Historiker prüfen Luxemburger Mitschuld an Judendeportationen

Premierminister Jean-Claude Juncker will die Rolle der Luxemburger Verwaltungskommission in der Zeit nach der deutschen Invasion von eigens beauftragten Historikern unter die Lupe nehmen lassen.

(aa) - Im September 2012 entschuldigte sich der belgische Premier Elio Di Rupo bei der jüdischen Gemeinschaft für die Mitschuld der belgischen Behörden an den Judendeportationen vor rund 70 Jahren.

Gewisse historische Unschärfe

Premierminister Jean-Claude Juncker möchte nun Historiker damit beauftragen, "die Periode nach dem deutschen Einmarsch in Luxemburg aufzuarbeiten und die Rolle der luxemburgischen Verwaltungskommission sowie ihre aktive Beteiligung an den Deportationen zu prüfen".

Was die Ereignisse dieser Epoche angehe, liege eine gewisse historische Unschärfe vor, so Juncker in seiner Antwort auf die parlamentarische Anfrage des LSAP-Abgeordneten Ben Fayot. Der hatte den offenen Brief eines Historikers an Juncker zum Anlass genommen, sich über den Fortgang zu informieren.

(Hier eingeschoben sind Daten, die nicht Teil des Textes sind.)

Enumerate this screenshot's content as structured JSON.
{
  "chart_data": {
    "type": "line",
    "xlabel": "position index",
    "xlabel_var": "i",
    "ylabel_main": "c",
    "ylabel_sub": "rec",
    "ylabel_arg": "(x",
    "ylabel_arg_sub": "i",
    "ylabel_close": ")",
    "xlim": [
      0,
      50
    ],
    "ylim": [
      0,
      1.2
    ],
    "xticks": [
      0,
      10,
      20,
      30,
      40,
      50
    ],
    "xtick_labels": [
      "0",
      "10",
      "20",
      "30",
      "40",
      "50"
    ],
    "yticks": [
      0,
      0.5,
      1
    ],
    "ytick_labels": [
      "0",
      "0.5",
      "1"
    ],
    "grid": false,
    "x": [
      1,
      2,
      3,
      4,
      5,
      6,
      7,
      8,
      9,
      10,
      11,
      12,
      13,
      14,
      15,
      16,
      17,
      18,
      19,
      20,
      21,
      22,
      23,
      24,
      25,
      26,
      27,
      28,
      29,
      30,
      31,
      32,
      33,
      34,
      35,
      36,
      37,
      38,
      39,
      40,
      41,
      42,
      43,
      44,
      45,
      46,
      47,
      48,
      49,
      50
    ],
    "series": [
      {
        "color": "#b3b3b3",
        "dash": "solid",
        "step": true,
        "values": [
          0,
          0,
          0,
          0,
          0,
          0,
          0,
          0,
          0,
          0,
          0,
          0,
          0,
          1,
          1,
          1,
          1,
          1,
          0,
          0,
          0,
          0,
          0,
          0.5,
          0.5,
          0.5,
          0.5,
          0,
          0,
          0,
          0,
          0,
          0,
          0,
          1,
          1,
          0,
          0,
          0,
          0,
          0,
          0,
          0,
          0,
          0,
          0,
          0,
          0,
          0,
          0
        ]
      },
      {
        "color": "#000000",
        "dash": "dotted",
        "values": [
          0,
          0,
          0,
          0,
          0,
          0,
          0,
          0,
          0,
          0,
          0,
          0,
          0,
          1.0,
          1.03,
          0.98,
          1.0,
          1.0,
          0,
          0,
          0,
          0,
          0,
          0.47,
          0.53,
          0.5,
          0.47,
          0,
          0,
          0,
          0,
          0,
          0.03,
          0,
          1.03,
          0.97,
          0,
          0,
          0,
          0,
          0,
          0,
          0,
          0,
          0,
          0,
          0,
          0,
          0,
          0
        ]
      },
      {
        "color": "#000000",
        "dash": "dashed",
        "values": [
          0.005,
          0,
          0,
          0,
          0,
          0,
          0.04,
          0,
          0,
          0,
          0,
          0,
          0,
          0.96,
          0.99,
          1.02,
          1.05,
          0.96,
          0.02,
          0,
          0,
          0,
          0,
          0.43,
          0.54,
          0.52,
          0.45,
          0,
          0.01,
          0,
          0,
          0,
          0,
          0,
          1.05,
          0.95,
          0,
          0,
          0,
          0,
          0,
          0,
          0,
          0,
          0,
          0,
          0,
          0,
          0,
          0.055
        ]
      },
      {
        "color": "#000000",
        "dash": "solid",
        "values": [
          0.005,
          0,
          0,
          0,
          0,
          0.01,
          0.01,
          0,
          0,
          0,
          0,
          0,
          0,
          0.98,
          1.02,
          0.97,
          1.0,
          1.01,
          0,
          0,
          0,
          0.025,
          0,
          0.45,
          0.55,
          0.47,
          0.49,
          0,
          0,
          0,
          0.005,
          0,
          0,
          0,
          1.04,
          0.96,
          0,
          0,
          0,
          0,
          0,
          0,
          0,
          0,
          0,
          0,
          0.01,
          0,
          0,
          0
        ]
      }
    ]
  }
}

Kritischer Blick auf die Ereignisse

Juncker hält es für "geboten und notwendig", die Recherche zu den Ereignissen dieser Periode zu vertiefen. Eigens beauftragte Historiker sollten einen "kritischen Blick auf die fraglichen Ereignisse werfen". Nur auf dieser Grundlage werde man fundierte Schlüsse ziehen können, ob sich die Verwaltungskommission seinerzeit mitschuldig gemacht habe oder nicht.

Was die Empfehlungen anbelange, die 2009 von der "Kommission zur Untersuchung des Raubs jüdischen Besitzes in Luxemburg" ausgesprochen wurden, sei er mit dem Präsidenten des israelitischen Konsistoriums übereingekommen, dass man gemeinsam an der Umsetzung der Vorschläge arbeiten werde, so Juncker.